PROFILE: Breaking Through: Brynne Kelly, Part 1
Traders Magazine Online News, November 2, 2017
As part of the series “Breaking Through: How Three Women Took on the World of Trading,” Trading Technologies shared with Traders Magazine the second profile installment interviewing female trading pioneers. In the first spotlight, TT spoke with Margie Teller, who navigated her way through the CME trading pits to become a floor trading Hall of Famer.
This second profile is with Brynne Kelly, a woman who has taken a far different route through the trading industry via merchant trading.
Kara Grygotis: Let’s talk about your history—how you actually got into trading, and the progression of what you were doing from a trading standpoint.
Brynne Kelly: People ask me about my background a lot, and I think it’s partly because they are looking for some sort of “recipe”…and yet, if you hear my background, you will find that none of the ingredients seem to make sense, but somehow the end-product works.
I grew up in Minnesota and went to the University of Minnesota. I did a year of my undergraduate studies in England and ultimately graduated with a finance degree. Eventually, I also obtained enough additional accounting credits to qualify to sit for the CPA exam, which I passed.
I have always said over the years that it’s not where you went to school, but what you make of it. I think that’s the unique part—the cumulation of experience that I was fortunate enough to get after I graduated. It’s interesting to people because my experience was rooted in the merchant side of the business, which is less understood than its counterparts like floor trading or hedge funds.
Kara: Can you explain what you mean by merchant?

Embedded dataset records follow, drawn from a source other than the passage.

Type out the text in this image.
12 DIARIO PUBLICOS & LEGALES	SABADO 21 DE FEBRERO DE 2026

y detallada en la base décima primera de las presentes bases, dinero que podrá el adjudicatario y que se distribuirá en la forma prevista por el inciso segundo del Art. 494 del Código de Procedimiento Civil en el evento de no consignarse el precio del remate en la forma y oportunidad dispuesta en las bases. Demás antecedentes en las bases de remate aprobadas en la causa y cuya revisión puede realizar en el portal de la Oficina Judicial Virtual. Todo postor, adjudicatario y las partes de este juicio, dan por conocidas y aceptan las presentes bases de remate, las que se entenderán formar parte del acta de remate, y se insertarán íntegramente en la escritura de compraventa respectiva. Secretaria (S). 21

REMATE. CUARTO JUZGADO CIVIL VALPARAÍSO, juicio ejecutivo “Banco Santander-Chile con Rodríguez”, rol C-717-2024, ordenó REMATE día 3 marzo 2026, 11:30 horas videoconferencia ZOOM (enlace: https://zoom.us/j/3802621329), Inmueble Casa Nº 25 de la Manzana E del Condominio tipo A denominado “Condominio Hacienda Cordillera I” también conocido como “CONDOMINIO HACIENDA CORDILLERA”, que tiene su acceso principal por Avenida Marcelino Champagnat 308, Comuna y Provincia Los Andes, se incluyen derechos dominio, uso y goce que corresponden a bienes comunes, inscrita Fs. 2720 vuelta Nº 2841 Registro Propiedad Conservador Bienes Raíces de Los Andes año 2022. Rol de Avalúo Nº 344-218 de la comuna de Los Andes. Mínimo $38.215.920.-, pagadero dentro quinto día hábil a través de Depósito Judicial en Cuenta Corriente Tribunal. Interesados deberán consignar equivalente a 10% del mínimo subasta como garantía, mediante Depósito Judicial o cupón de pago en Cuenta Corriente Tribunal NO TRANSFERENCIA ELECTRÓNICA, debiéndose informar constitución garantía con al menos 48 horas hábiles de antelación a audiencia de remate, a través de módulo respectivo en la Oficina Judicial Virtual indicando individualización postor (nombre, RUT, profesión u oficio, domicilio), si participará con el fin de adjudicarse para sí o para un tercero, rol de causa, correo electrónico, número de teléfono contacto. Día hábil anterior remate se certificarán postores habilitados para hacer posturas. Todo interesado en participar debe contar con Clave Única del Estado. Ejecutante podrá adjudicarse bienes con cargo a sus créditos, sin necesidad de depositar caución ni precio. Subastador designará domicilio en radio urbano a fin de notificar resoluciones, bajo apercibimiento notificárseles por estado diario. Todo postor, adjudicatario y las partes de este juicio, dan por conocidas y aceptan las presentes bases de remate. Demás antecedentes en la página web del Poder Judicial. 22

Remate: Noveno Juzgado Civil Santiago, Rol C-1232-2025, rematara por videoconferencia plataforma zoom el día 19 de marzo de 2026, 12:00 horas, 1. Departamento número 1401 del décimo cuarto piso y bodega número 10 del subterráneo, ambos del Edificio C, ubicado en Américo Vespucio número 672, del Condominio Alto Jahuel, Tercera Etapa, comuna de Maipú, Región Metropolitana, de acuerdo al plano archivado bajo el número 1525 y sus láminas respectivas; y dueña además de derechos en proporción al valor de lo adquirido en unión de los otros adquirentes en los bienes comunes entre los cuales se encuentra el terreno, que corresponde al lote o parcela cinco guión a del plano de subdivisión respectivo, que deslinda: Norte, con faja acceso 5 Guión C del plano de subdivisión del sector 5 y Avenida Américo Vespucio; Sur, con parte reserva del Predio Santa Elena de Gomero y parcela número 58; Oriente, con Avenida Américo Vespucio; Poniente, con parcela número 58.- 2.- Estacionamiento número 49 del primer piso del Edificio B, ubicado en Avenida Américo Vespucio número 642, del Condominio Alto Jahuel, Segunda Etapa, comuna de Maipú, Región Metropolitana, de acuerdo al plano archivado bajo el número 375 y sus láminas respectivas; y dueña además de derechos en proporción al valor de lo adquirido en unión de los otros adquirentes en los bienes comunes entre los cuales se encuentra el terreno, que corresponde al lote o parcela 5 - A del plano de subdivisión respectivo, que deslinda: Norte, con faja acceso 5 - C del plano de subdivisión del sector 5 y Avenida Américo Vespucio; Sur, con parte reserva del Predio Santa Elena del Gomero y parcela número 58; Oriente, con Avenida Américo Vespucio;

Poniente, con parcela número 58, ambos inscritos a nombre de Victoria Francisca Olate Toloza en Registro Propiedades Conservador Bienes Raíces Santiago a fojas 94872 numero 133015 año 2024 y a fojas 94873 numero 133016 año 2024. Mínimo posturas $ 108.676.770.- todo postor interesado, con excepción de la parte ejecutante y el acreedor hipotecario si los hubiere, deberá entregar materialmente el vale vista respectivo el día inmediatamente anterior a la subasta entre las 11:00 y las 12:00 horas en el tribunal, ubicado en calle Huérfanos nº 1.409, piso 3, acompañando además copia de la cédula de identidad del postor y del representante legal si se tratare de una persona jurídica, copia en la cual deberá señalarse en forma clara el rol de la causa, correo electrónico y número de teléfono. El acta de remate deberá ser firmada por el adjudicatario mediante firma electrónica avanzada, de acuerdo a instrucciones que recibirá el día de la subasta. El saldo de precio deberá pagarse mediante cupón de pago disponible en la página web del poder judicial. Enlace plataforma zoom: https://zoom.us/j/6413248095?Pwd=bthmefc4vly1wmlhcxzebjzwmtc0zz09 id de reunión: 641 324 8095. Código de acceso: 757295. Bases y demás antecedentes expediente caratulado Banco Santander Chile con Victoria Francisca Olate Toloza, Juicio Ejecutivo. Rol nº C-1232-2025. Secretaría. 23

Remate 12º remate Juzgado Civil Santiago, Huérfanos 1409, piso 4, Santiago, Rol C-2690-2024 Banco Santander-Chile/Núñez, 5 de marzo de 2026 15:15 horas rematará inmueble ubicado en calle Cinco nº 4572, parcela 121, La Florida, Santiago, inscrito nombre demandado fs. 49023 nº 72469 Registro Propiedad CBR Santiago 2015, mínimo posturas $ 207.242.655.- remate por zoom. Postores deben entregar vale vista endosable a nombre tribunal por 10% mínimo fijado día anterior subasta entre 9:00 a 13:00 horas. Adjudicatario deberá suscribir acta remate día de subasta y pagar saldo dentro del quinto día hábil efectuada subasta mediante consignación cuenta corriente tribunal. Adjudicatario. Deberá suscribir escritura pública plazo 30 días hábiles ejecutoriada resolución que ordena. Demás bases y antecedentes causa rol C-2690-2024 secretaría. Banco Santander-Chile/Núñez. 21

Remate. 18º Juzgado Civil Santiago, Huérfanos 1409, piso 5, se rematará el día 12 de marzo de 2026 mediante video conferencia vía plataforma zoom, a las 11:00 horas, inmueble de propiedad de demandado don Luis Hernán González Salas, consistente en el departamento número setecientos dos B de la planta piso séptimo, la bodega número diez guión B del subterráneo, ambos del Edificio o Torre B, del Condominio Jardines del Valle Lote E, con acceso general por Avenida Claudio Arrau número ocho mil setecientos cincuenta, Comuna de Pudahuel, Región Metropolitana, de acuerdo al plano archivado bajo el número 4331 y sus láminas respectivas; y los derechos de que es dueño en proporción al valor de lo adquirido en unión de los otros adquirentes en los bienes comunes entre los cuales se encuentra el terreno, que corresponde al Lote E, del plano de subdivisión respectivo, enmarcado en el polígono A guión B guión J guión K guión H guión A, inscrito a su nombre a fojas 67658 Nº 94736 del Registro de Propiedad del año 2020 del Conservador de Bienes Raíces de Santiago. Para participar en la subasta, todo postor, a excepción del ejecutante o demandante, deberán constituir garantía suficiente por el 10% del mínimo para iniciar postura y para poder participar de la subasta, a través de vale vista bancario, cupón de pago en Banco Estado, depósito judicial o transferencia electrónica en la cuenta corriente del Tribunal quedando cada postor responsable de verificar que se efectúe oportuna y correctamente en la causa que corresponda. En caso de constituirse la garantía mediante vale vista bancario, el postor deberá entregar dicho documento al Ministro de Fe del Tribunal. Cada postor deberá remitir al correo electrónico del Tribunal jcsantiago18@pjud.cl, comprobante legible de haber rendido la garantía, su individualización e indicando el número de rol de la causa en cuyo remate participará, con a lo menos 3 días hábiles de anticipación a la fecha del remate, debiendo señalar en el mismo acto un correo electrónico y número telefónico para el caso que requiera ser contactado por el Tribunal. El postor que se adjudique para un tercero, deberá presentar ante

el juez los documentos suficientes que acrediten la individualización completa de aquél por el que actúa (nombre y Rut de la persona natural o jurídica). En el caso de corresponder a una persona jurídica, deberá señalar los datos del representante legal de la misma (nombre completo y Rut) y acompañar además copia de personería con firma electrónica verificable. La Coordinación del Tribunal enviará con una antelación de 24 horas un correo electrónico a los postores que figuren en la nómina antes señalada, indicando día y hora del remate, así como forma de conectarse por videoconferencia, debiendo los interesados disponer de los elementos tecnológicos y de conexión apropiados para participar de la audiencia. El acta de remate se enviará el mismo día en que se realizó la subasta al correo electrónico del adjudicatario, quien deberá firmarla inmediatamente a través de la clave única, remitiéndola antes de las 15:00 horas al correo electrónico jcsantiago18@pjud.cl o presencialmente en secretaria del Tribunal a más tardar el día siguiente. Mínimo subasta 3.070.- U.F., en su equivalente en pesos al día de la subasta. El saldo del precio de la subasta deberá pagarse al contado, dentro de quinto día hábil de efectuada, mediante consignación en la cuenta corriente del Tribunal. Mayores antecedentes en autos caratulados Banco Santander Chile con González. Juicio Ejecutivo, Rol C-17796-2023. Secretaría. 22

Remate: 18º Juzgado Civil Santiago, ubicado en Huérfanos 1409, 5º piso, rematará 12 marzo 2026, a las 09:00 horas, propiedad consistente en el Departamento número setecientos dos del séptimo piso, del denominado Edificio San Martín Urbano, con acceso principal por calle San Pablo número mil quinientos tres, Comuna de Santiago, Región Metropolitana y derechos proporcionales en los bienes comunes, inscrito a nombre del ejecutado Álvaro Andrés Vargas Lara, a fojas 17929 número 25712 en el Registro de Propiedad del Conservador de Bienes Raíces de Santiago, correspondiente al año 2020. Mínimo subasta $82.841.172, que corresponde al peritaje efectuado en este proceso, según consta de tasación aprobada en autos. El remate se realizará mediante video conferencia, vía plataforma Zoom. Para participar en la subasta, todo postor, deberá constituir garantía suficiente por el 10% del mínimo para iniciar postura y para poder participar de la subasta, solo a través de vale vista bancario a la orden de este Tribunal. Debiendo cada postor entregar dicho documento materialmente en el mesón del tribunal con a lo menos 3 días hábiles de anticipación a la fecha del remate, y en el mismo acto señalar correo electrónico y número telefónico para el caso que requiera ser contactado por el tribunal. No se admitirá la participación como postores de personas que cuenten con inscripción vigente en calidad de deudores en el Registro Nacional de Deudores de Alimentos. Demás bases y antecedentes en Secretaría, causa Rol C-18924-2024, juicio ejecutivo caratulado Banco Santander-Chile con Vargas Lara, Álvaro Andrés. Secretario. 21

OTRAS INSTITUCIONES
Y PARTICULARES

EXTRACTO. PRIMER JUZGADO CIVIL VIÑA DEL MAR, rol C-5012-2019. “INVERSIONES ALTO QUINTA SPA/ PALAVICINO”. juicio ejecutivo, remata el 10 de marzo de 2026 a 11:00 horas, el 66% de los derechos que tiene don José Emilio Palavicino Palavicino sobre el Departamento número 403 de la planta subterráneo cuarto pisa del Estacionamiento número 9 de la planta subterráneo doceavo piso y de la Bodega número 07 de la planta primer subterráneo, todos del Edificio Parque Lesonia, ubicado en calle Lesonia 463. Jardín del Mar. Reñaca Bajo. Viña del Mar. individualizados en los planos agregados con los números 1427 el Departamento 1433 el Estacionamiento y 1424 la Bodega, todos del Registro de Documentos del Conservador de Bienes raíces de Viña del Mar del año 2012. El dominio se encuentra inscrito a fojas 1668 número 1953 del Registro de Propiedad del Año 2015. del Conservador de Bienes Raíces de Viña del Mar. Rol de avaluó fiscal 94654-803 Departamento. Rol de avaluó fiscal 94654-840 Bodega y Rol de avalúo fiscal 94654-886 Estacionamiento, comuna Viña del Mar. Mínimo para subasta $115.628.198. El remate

Brynne: Merchant trading is usually, but not always, embedded into a larger company that owns commodity assets. In my case, I worked for companies that are heavily invested in energy assets and operate those assets as their core business. The reason merchant trading evolves at these companies is, in part, due to their experience and level of comfort with physical commodity logistics. Being involved in moving products from point A to point B in the operation of their assets, they see the opportunity to leverage their knowledge beyond asset operation to a trading business that is unencumbered by the day-to-day operations of their assets. In this way, these trading groups are fundamentally based on logistics.
This isn’t to say that there isn’t a lot of risk involved in that type of trading business. In fact, you could argue that there is more risk, since these trading portfolios usually contain a significant amount of off-hub structured transactions that have the added layer of performance risk. It’s one thing to lay off risk using liquid futures; it’s another thing to preserve margin as you unwind financial hedges into delivery.